Paper: Memory Barriers: a Hardware View for Software Hackers

It's not often you get so enthusiastic a recommendation for a paper as Sergio Bossa gives Memory Barriers: a Hardware View for Software Hackers: If you only want to read one piece about CPUs architecture, cache coherency and memory barriers, make it this one.

It is a clear and well written article. It even has a quiz. What's it about?

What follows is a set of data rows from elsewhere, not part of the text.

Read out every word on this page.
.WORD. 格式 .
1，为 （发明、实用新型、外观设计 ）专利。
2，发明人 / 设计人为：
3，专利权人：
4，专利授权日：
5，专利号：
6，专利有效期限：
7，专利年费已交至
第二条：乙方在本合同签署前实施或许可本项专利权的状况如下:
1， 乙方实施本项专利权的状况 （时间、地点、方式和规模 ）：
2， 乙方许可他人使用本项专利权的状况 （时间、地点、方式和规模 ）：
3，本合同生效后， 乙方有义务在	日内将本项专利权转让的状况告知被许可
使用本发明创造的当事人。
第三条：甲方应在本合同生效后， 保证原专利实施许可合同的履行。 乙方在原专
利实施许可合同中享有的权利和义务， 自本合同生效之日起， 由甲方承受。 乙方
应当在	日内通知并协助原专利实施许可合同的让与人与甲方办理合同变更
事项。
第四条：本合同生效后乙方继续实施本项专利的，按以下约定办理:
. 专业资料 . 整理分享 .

So what possessed CPU designers to cause them to inflict memory barriers on poor unsuspecting SMP software designers?
In short, because reordering memory references allows much better performance, and so memory barriers are needed to force ordering in things like synchronization primitives whose correct operation depends on ordered memory references.
Getting a more detailed answer to this question requires a good understanding of how CPU caches work, and especially what is required to make caches really work well. The following sections:
  1. present the structure of a cache,
  2. describe how cache-coherency protocols ensure that CPUs agree on the value of each location in memory, and, finally,
  3. outline how store buffers and invalidate queues help caches and cache-coherency protocols achieve high performance.
We will see that memory barriers are a necessary evil that is required to enable good performance and scalability, an evil that stems from the fact that CPUs are orders of magnitude faster than are both the interconnects between them and the memory they are attempting to access.